Gündelik hayatımızda plastikleri azaltmak için öncelikle plastiği en çok kullandığımız alanları belirlemeliyiz. Bunu yaptığınızda karşınıza kişisel bakım ve mutfak ilk iki sırada çıkacaktır. Örneğin şampuan yerine ambalajsız sabun veya ev yapımı tariflerle kişisel bakım yapılabilir. Örneğin ben sabun ile duş alıp koltuk altı için de karbonat tozu kullanıyorum ve sadece bu iki küçük değişiklikle yıllık 30’dan fazla plastikten kurtulmuş oldum. Mutfak için ise en önemli adım planlı alışveriş. Kişiler sadece bez çanta ile alışverişe giderek bile birçok poşetten kurtulmuş olacaklar. Bunun yanında gramla satılan ürünler için de kendi kâsenizi götürürseniz alışveriş kaynaklı ambalaj yükünüzü ciddi oranda azaltabilirsiniz. Benzer şekilde dışardan yemek söylemek yerine evde yemek yapmak, ıslak mendil, kürdan pipet, plastik her türlü tek kullanımlıkları reddetmek ciddi bir plastik azaltımı sağlayacaktır. Ben örneğin dışarıdan yemek söylemek zorunda isem gidip kendim almayı ve giderken de kendi kâselerimi götürmeye özen gösteriyorum. Böylelikle onlarca anlamsız tek kullanımlık plastikten de kurtulmuş oluyorum.

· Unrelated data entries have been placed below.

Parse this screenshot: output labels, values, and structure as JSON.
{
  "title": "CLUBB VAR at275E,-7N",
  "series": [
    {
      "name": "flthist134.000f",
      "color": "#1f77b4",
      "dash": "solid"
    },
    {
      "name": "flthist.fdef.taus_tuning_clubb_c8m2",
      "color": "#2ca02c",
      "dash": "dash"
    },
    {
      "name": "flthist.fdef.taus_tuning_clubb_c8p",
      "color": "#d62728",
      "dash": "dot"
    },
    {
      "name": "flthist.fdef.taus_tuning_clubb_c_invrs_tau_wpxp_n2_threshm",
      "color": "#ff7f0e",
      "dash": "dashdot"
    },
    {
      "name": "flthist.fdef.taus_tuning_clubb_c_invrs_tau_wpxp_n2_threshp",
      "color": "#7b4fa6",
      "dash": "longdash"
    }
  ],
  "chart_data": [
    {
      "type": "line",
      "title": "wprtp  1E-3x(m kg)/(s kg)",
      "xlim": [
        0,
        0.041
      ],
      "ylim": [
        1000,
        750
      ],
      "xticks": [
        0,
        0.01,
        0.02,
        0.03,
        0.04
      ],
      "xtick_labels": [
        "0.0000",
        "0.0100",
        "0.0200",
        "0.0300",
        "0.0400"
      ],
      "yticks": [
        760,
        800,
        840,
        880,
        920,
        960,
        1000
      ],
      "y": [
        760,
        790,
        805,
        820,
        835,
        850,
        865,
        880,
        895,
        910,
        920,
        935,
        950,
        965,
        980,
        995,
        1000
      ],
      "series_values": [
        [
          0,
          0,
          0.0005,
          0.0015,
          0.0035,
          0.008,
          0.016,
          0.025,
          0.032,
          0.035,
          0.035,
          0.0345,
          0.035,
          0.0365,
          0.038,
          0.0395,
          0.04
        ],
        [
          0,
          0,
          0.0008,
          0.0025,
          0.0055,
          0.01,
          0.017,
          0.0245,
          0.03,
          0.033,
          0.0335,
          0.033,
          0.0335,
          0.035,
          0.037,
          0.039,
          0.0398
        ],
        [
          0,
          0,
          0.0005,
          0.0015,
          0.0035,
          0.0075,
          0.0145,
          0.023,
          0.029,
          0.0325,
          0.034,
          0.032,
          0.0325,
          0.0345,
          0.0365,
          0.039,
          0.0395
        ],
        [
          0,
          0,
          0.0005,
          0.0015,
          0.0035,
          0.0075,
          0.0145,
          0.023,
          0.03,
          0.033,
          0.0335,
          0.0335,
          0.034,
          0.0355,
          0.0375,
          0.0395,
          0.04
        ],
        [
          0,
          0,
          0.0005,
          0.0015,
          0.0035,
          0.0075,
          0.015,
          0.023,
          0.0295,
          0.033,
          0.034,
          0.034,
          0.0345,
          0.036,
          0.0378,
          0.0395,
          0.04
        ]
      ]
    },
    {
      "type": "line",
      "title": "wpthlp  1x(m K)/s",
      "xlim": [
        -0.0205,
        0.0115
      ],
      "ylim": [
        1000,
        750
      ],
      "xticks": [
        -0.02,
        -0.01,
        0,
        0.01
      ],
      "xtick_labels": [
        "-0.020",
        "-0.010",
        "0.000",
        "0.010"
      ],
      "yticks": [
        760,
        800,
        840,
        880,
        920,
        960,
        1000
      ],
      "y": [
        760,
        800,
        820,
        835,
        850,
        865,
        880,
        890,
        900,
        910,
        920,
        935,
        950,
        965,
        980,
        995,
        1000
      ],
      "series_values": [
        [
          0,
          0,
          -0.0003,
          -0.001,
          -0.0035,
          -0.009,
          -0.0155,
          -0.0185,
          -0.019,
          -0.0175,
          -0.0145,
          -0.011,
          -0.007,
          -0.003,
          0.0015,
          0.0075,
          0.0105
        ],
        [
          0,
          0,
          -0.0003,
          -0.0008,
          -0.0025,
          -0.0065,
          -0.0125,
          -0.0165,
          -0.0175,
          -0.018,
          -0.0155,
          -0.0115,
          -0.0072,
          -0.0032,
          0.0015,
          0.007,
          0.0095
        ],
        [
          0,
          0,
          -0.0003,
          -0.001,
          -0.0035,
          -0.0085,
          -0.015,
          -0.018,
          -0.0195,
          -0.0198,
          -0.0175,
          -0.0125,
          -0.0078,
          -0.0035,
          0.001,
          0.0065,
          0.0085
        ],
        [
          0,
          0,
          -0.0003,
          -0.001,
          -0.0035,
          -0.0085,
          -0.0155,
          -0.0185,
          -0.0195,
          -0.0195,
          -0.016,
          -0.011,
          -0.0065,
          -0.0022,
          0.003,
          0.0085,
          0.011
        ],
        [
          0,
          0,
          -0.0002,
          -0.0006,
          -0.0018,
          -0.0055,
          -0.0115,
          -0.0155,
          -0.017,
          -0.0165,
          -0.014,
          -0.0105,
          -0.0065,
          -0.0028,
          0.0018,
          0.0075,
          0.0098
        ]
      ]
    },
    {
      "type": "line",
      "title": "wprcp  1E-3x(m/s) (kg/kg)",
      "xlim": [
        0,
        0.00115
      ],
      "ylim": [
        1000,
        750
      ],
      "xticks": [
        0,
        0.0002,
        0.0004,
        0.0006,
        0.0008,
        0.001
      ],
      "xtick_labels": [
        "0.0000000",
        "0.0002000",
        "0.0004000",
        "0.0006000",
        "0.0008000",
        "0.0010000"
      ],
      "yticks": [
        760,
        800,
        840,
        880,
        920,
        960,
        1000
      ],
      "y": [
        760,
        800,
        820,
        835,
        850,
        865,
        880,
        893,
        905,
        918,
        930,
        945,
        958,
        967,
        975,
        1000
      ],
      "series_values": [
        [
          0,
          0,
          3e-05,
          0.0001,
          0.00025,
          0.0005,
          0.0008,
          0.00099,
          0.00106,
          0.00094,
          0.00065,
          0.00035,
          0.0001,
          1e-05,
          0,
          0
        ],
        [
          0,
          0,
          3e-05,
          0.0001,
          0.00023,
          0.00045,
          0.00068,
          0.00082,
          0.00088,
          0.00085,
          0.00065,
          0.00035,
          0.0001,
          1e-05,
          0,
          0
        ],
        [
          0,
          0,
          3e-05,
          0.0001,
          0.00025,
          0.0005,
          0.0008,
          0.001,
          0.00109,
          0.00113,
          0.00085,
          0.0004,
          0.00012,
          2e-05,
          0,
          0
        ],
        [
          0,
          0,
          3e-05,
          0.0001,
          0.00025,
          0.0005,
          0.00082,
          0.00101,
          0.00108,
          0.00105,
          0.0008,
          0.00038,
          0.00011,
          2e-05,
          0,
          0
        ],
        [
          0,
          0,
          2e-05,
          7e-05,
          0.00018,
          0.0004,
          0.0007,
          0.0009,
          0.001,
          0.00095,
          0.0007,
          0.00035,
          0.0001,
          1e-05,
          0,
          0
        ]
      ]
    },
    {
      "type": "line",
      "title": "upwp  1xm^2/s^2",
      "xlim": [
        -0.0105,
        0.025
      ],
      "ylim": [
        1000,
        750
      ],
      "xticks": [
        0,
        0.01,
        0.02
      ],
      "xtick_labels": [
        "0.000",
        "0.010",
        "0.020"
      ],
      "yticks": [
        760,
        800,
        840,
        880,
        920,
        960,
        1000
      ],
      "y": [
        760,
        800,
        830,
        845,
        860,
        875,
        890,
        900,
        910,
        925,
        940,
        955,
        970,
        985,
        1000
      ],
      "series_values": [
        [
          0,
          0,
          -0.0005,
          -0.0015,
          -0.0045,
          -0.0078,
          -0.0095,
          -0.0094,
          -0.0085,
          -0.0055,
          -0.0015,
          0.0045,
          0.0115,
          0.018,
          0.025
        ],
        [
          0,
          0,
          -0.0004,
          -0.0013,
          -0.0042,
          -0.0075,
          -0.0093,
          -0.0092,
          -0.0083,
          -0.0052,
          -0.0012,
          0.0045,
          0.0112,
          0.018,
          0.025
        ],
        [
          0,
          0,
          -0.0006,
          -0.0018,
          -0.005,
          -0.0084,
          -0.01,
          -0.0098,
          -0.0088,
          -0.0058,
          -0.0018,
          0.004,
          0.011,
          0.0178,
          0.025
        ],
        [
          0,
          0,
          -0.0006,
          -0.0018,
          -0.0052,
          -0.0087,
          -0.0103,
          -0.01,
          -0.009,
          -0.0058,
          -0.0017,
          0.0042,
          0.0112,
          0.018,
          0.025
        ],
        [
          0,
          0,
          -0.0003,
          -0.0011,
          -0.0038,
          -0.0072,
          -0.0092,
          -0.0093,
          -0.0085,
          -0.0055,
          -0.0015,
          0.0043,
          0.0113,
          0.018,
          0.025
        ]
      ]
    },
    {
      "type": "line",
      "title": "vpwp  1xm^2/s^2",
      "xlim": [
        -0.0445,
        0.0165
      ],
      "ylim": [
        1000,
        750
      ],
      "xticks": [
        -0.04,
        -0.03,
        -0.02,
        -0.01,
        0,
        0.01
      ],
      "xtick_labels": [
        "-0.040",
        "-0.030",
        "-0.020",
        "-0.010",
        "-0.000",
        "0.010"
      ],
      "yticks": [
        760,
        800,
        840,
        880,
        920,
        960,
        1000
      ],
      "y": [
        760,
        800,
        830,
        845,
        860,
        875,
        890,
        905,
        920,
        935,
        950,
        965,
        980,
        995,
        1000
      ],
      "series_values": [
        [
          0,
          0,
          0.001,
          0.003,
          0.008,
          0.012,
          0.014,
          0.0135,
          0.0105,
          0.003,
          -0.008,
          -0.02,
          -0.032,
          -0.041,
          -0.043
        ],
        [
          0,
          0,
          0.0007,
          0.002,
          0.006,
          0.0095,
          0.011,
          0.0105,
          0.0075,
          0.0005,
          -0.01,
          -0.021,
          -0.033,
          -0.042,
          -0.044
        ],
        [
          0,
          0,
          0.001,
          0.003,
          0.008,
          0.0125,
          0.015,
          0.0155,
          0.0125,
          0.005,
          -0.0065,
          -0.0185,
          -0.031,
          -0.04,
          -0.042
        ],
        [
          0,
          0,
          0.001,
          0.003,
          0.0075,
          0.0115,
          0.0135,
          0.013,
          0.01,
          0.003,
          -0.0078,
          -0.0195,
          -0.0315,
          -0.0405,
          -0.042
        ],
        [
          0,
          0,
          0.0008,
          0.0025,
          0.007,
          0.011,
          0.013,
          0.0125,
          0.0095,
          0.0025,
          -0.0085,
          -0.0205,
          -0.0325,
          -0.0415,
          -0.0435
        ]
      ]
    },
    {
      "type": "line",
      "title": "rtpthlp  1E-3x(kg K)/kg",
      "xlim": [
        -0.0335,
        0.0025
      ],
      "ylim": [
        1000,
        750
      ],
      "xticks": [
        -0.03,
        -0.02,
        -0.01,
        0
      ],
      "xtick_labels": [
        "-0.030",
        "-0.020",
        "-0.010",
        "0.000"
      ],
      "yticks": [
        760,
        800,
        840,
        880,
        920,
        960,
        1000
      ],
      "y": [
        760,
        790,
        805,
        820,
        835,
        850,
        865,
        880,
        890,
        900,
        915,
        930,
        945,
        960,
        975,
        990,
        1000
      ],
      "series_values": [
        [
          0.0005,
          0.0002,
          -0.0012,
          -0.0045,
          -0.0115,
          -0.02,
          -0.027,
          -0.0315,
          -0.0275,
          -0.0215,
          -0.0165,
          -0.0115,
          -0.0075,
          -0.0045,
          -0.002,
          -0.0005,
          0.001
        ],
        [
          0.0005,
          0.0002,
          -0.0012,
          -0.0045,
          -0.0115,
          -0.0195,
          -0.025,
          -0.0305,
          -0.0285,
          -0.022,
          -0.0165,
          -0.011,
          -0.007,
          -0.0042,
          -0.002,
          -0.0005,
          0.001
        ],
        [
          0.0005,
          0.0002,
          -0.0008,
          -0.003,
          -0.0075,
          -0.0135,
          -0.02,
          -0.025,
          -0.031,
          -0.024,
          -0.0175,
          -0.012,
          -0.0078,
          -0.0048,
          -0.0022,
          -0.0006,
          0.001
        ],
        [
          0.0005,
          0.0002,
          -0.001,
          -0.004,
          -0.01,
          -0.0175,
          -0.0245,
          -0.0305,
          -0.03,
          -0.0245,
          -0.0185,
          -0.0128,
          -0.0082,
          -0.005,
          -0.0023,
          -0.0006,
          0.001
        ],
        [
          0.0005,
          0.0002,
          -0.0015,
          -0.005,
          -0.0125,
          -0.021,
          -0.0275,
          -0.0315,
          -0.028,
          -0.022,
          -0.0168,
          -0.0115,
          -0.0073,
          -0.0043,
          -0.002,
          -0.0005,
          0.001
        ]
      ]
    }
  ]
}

Plastik yerine uygun alternatif bir ürün kullanımı ne gibi değişiklikleri de beraberinde getirir? 

Plastiğin yerine alternatif bir ürünün çok mümkün olmadığını düşünüyorum. Sonuçta bu miktardaki plastik tüketimi için ortaya konulacak alternatifler de ciddi bir kaynak tüketimi anlamına gelecektir. Tek çare plastiğe olan bağımlılığımızı azaltmak! Öncelikli olarak tek kullanımlık plastiklerin tüm dünyada yavaş yavaş olduğu şekilde ülkemizde de yasaklanması lazım. Ambalaj sektörü sorumluluk alıp tekrar kullanılabilir ambalajlar geliştirmeli ya da bir ürüne birden fazla ambalaj kullanmayı terk etmelidir. Depozito sistemi yaygınlaştırılmalı ve tekrar kullanım özendirilmelidir. Anahtar sloganımız tekrar kullanıma evet tek kullanımlığa hayır!

Türkiye’de Akdeniz’i plastikle en çok kirleten iki şehir Adana ve Mersin olarak tespit edildi. Bunun sebepleri konusunda bilgilerinizi aktarabilir misiniz?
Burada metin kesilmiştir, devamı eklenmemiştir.